Gli impatti climatici delle attività militari
Se le guerre fossero una nazione, sarebbero la quarta al mondo per le emissioni di CO2, dopo Stati Uniti, Cina e India. In generale è difficile quantificare gli impatti climatici generati dall’intera catena bellica: la comunicazione delle emissioni da parte di fonti militari è facoltativa e i dati a nostra disposizione sono molto parziali. Secondo una stima elaborata da un recente studio, il 5,5% delle emissioni globali di gas ad effetto serra generate dalle attività antropiche deriva da azioni militari. È più di quanto facciano l’intero settore aeronautico e navale messi insieme.
Né Israele né la Palestina hanno mai fornito dati all’Unfccc. La ricerca, tuttavia, ipotizza una stima dell’impronta di CO2 militare annuale di Israele sulla base del bilancio della difesa. Quasi 7 milioni di metri cubi di CO2 equivalente nel solo 2019, senza tener conto dei conflitti.
Gli impatti delle attività militari sono stati l’ennesimo grande assente della COP28
La Cop28 avrebbe potuto rappresentare una buona occasione per discutere degli impatti climatici delle azioni militari ma ancora una volta abbiamo sprecato un’occasione. La delegazione israeliana ha ribadito il suo contributo presentando soluzioni innovative per la cattura e lo stoccaggio della CO2. Per la raccolta dell’acqua. O ancora alternative vegetali alla carne. Nulla del conflitto in corso e delle attività militari che in questi anni hanno determinato impatti climatici è stato affrontato.

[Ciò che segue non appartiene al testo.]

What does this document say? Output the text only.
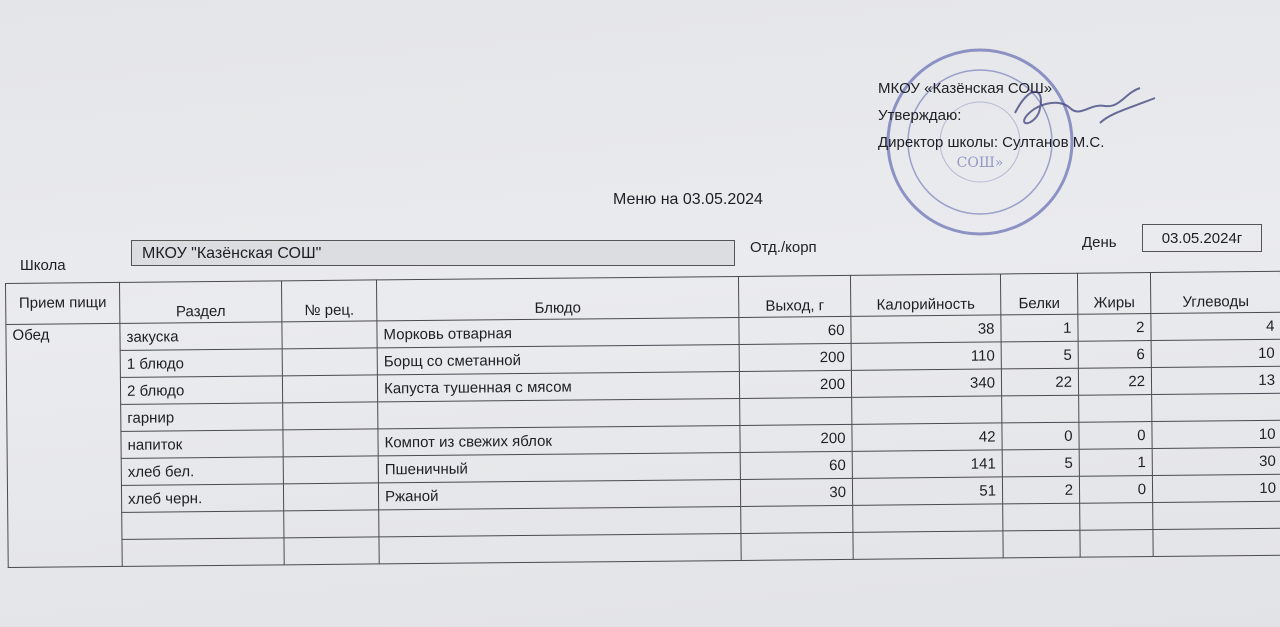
СОШ»
МКОУ «Казёнская СОШ»
Утверждаю:
Директор школы: Султанов М.С.
Меню на 03.05.2024
Школа
МКОУ "Казёнская СОШ"	Отд./корп	День	03.05.2024г
Прием пищи	Раздел	№ рец.	Блюдо	Выход, г	Калорийность	Белки	Жиры	Углеводы
Обед	закуска		Морковь отварная	60	38	1	2	4
	1 блюдо		Борщ со сметанной	200	110	5	6	10
	2 блюдо		Капуста тушенная с мясом	200	340	22	22	13
	гарнир							
	напиток		Компот из свежих яблок	200	42	0	0	10
	хлеб бел.		Пшеничный	60	141	5	1	30
	хлеб черн.		Ржаной	30	51	2	0	10
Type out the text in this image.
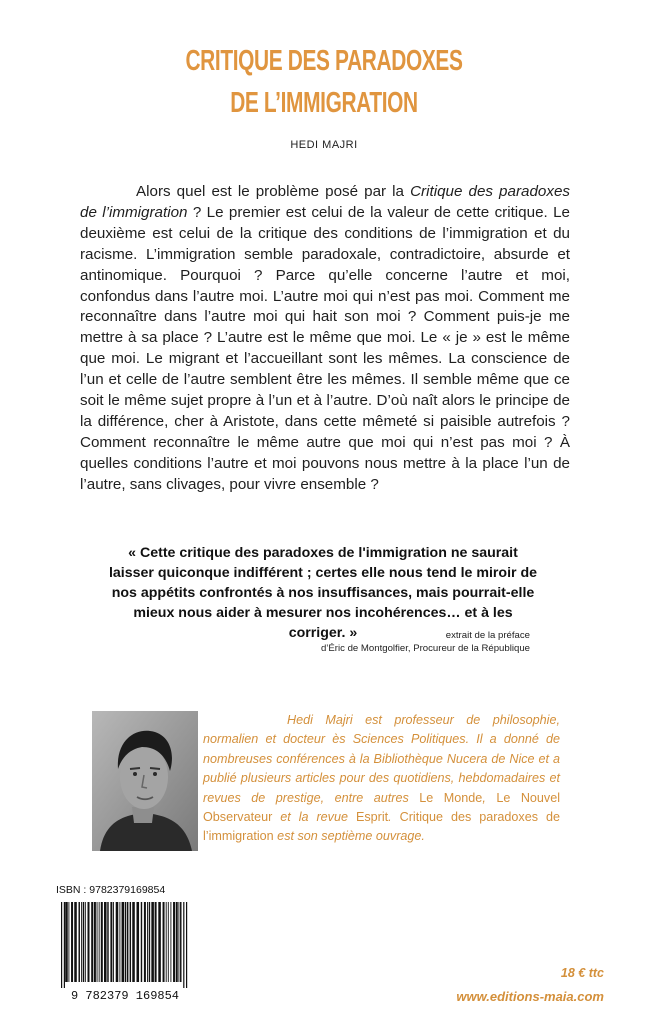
CRITIQUE DES PARADOXES
DE L’IMMIGRATION
HEDI MAJRI

Alors quel est le problème posé par la Critique des paradoxes de l’immigration ? Le premier est celui de la valeur de cette critique. Le deuxième est celui de la critique des conditions de l’immigration et du racisme. L’immigration semble paradoxale, contradictoire, absurde et antinomique. Pourquoi ? Parce qu’elle concerne l’autre et moi, confondus dans l’autre moi. L’autre moi qui n’est pas moi. Comment me reconnaître dans l’autre moi qui hait son moi ? Comment puis-je me mettre à sa place ? L’autre est le même que moi. Le « je » est le même que moi. Le migrant et l’accueillant sont les mêmes. La conscience de l’un et celle de l’autre semblent être les mêmes. Il semble même que ce soit le même sujet propre à l’un et à l’autre. D’où naît alors le principe de la différence, cher à Aristote, dans cette mêmeté si paisible autrefois ? Comment reconnaître le même autre que moi qui n’est pas moi ? À quelles conditions l’autre et moi pouvons nous mettre à la place l’un de l’autre, sans clivages, pour vivre ensemble ?

« Cette critique des paradoxes de l'immigration ne saurait laisser quiconque indifférent ; certes elle nous tend le miroir de nos appétits confrontés à nos insuffisances, mais pourrait-elle mieux nous aider à mesurer nos incohérences… et à les corriger. »	extrait de la préface
d’Éric de Montgolfier, Procureur de la République

Hedi Majri est professeur de philosophie, normalien et docteur ès Sciences Politiques. Il a donné de nombreuses conférences à la Bibliothèque Nucera de Nice et a publié plusieurs articles pour des quotidiens, hebdomadaires et revues de prestige, entre autres Le Monde, Le Nouvel Observateur et la revue Esprit. Critique des paradoxes de l’immigration est son septième ouvrage.

ISBN : 9782379169854
9 782379 169854
18 € ttc
www.editions-maia.com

Del resto già nel 2022, in un’intervista su Forbes, Gideon Behar, inviato speciale per i cambiamenti climatici e la sostenibilità di Israele, aveva dichiarato che «il più grande contributo della nostra nazione alla crisi climatica è stato quello di risolverla con tecnologie innovative». Poco il contributo che, in questo senso, può fornire la popolazione palestinese, da quasi diciassette anni sotto assedio, senza libero accesso ad acqua o terra.